A recent study by the business chamber Assocham reveals that more than 5,500 business schools in the country are producing unemployable graduates. This is not surprising; it is a fact known for years. What is surprising is that little or nothing is being done about this shocking injustice being perpetrated over the years. Parents beg and borrow and use their hard-earned money to send their children to these B-Schools (excluding the IIMs) only to be told at the end that their children are unemployable and can get jobs that earn them barely Rs 10,000 a month. Only seven per cent of them are employable, according to the study. The fees charged by these schools is between Rs 3 lakh and Rs 5 lakh for a two-year MBA programme. It is little wonder, therefore, that as many as 220 of these bogus B-Schools have closed down as the students realise that there is hardly any recruitment happening on their campuses. These schools also don’t get enough teachers or good teachers as they pay poorly.

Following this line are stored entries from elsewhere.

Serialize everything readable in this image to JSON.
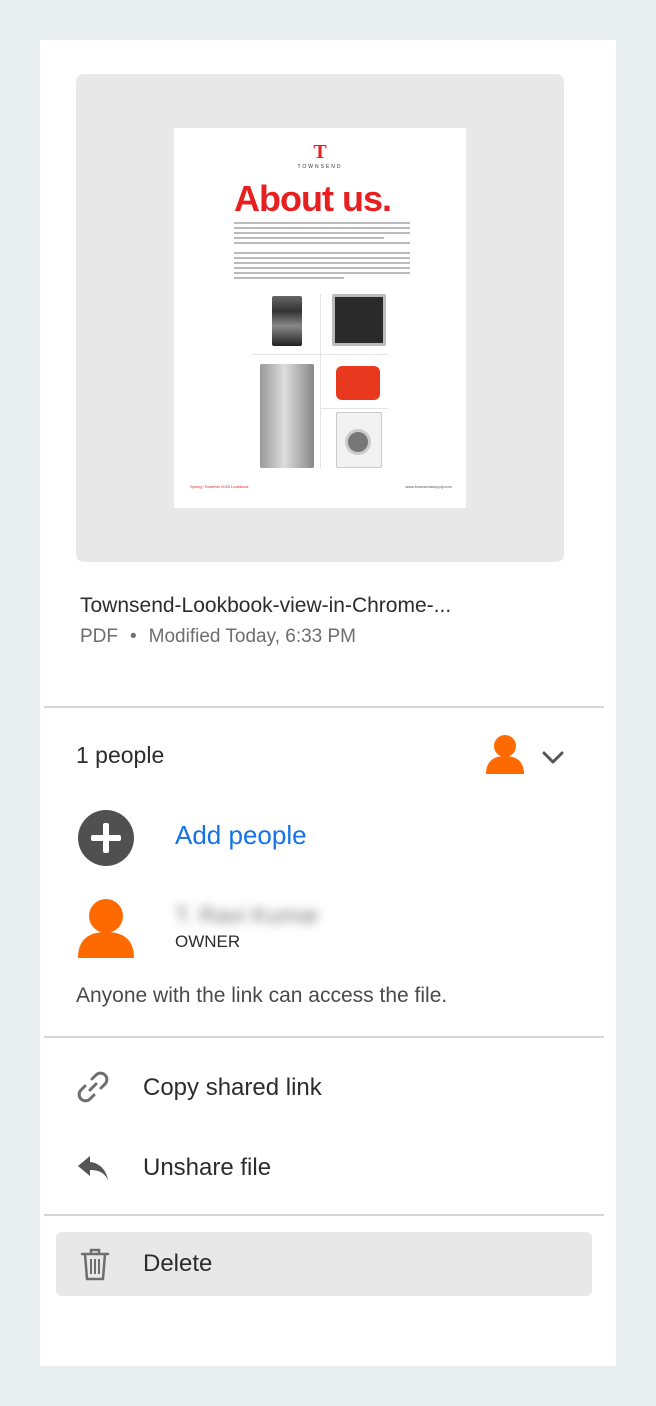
{
  "file": {
    "name": "Townsend-Lookbook-view-in-Chrome-...",
    "type": "PDF",
    "meta_separator": "•",
    "modified": "Modified Today, 6:33 PM"
  },
  "preview": {
    "logo_mark": "T",
    "logo_text": "TOWNSEND",
    "heading": "About us.",
    "footer_left": "Spring / Summer 2020 Lookbook",
    "footer_right": "www.townsendsupply.com"
  },
  "sharing": {
    "count_label": "1 people",
    "add_people_label": "Add people",
    "owner_name": "T. Ravi Kumar",
    "owner_role": "OWNER",
    "access_note": "Anyone with the link can access the file."
  },
  "actions": {
    "copy_link": "Copy shared link",
    "unshare": "Unshare file",
    "delete": "Delete"
  },
  "colors": {
    "accent": "#1473e6",
    "avatar": "#ff6a00",
    "brand_red": "#e62020"
  },
  "icons": {
    "add": "plus-circle-icon",
    "avatar": "user-icon",
    "expand": "chevron-down-icon",
    "copy_link": "link-icon",
    "unshare": "reply-arrow-icon",
    "delete": "trash-icon"
  }
}
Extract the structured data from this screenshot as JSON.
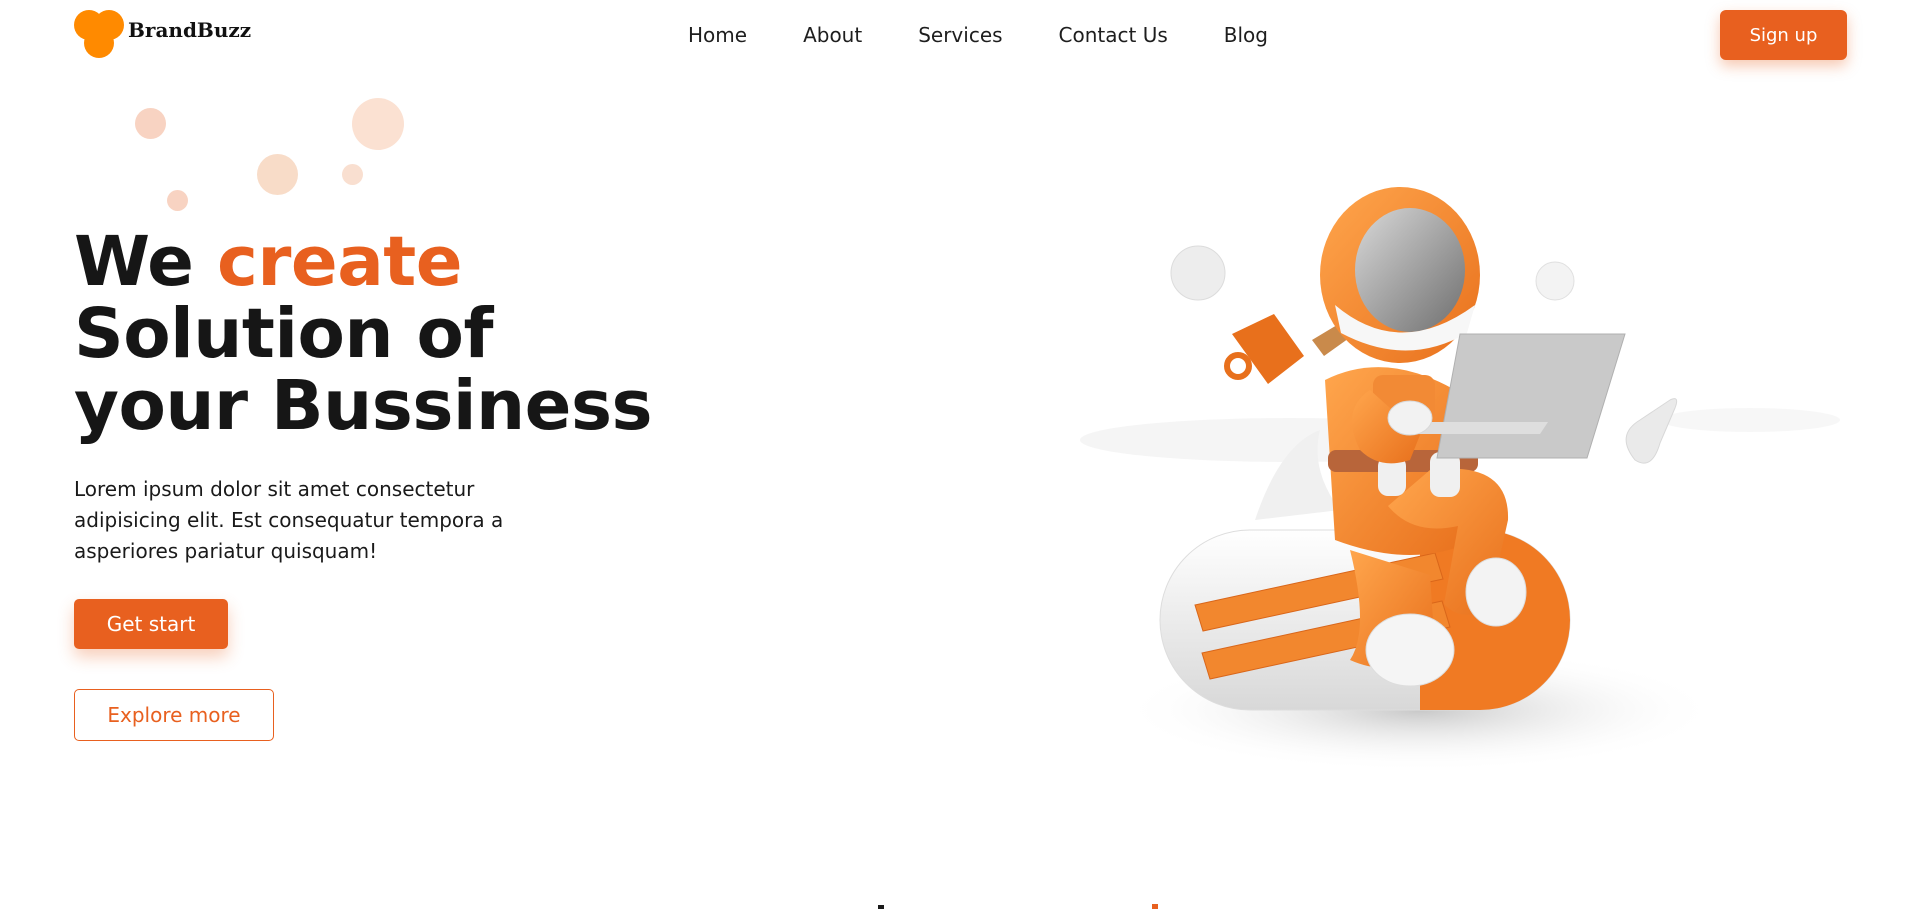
{
  "brand": {
    "name": "BrandBuzz",
    "color": "#ff8a00"
  },
  "nav": {
    "items": [
      {
        "label": "Home"
      },
      {
        "label": "About"
      },
      {
        "label": "Services"
      },
      {
        "label": "Contact Us"
      },
      {
        "label": "Blog"
      }
    ]
  },
  "header": {
    "signup_label": "Sign up"
  },
  "hero": {
    "headline_part1": "We ",
    "headline_accent": "create",
    "headline_line2": "Solution of",
    "headline_line3": "your Bussiness",
    "description": "Lorem ipsum dolor sit amet consectetur adipisicing elit. Est consequatur tempora a asperiores pariatur quisquam!",
    "primary_cta": "Get start",
    "secondary_cta": "Explore more"
  },
  "theme": {
    "accent": "#e8601f",
    "text": "#161616",
    "background": "#ffffff"
  },
  "icons": [
    "logo-icon",
    "astronaut-illustration",
    "decorative-bubble"
  ]
}
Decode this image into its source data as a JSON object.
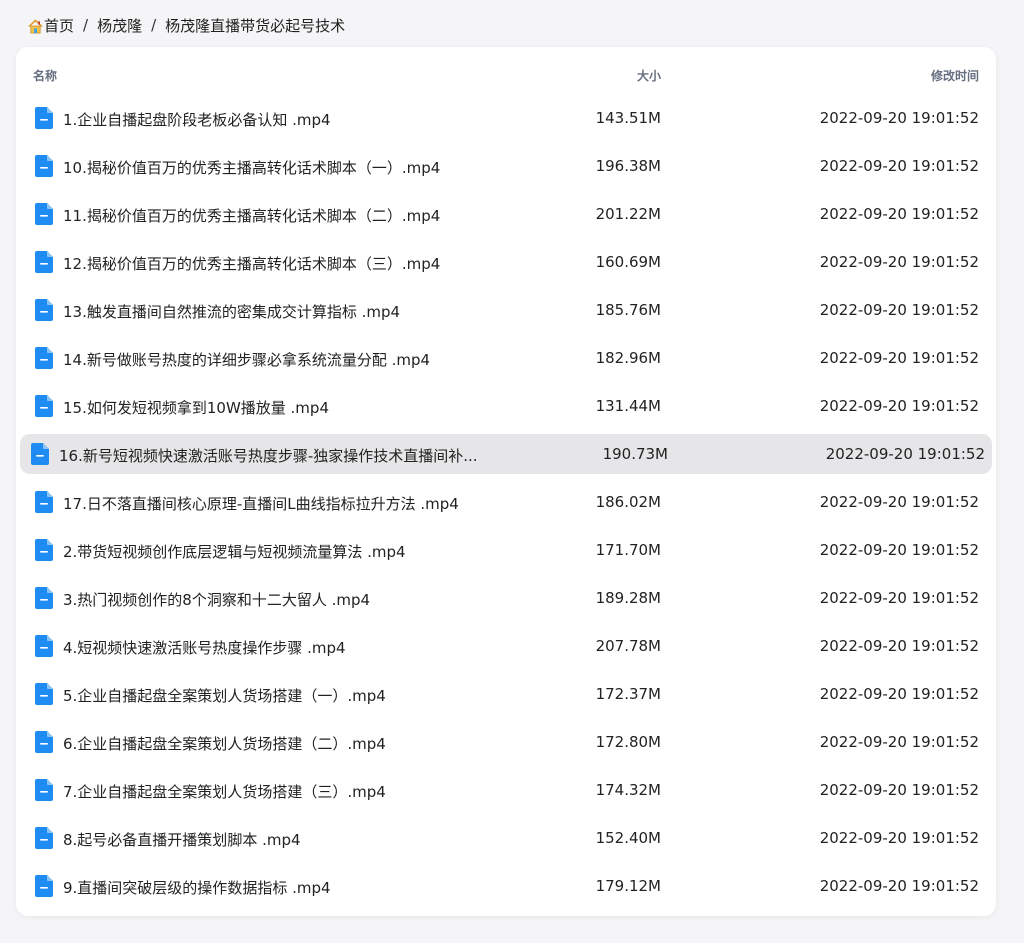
{
  "breadcrumb": {
    "home_icon": "home-icon",
    "items": [
      "首页",
      "杨茂隆",
      "杨茂隆直播带货必起号技术"
    ],
    "separator": "/"
  },
  "table": {
    "headers": {
      "name": "名称",
      "size": "大小",
      "time": "修改时间"
    },
    "file_icon": "file-icon",
    "accent_color": "#1e8cf2",
    "hover_row_index": 7,
    "rows": [
      {
        "name": "1.企业自播起盘阶段老板必备认知 .mp4",
        "size": "143.51M",
        "time": "2022-09-20 19:01:52"
      },
      {
        "name": "10.揭秘价值百万的优秀主播高转化话术脚本（一）.mp4",
        "size": "196.38M",
        "time": "2022-09-20 19:01:52"
      },
      {
        "name": "11.揭秘价值百万的优秀主播高转化话术脚本（二）.mp4",
        "size": "201.22M",
        "time": "2022-09-20 19:01:52"
      },
      {
        "name": "12.揭秘价值百万的优秀主播高转化话术脚本（三）.mp4",
        "size": "160.69M",
        "time": "2022-09-20 19:01:52"
      },
      {
        "name": "13.触发直播间自然推流的密集成交计算指标 .mp4",
        "size": "185.76M",
        "time": "2022-09-20 19:01:52"
      },
      {
        "name": "14.新号做账号热度的详细步骤必拿系统流量分配 .mp4",
        "size": "182.96M",
        "time": "2022-09-20 19:01:52"
      },
      {
        "name": "15.如何发短视频拿到10W播放量 .mp4",
        "size": "131.44M",
        "time": "2022-09-20 19:01:52"
      },
      {
        "name": "16.新号短视频快速激活账号热度步骤-独家操作技术直播间补...",
        "size": "190.73M",
        "time": "2022-09-20 19:01:52"
      },
      {
        "name": "17.日不落直播间核心原理-直播间L曲线指标拉升方法 .mp4",
        "size": "186.02M",
        "time": "2022-09-20 19:01:52"
      },
      {
        "name": "2.带货短视频创作底层逻辑与短视频流量算法 .mp4",
        "size": "171.70M",
        "time": "2022-09-20 19:01:52"
      },
      {
        "name": "3.热门视频创作的8个洞察和十二大留人 .mp4",
        "size": "189.28M",
        "time": "2022-09-20 19:01:52"
      },
      {
        "name": "4.短视频快速激活账号热度操作步骤 .mp4",
        "size": "207.78M",
        "time": "2022-09-20 19:01:52"
      },
      {
        "name": "5.企业自播起盘全案策划人货场搭建（一）.mp4",
        "size": "172.37M",
        "time": "2022-09-20 19:01:52"
      },
      {
        "name": "6.企业自播起盘全案策划人货场搭建（二）.mp4",
        "size": "172.80M",
        "time": "2022-09-20 19:01:52"
      },
      {
        "name": "7.企业自播起盘全案策划人货场搭建（三）.mp4",
        "size": "174.32M",
        "time": "2022-09-20 19:01:52"
      },
      {
        "name": "8.起号必备直播开播策划脚本 .mp4",
        "size": "152.40M",
        "time": "2022-09-20 19:01:52"
      },
      {
        "name": "9.直播间突破层级的操作数据指标 .mp4",
        "size": "179.12M",
        "time": "2022-09-20 19:01:52"
      }
    ]
  }
}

They have never bothered to update their curriculum to keep pace with technological developments.

This is the same story with the engineering colleges that sprout like weeds. Most — some say 80 per cent — of the engineers that graduate from these colleges (except the IITs) are unemployable. Companies have to re-skill them. The medical college scam is even more scandalous as most of them don’t even have the necessary equipment or labs. There seems to be no one to regulate them, and if there is a regulator he is either not doing his job properly or accepting bribes and turning a blind eye.

In the early years, some state governments permitted politicians to set up these engineering and medical colleges with or without any expertise and it soon became a money-making racket: anyone with some money and clout could and did start these colleges. This spread to business schools because the need was so huge as the economy was growing and people with skills were needed. However, there was no planning by the government or the authorities who decide these matters.

The situation does not seem to improve despite not a day passing without various chambers and business houses expressing concern over the shortage of skilled workers. One of the biggest sufferers are the medium and small enterprises which cannot get skilled workers. The government has a national skill development programme but somehow it seems top-heavy and its expenditure is not justified by its output in the number of people skilled. Some out-of-the-box thinking is required and one hopes that Mr Amitabh Kant of Niti Aayog can provide this by taking into confidence people who can think differently on this critical issue of providing skill to the youth of India.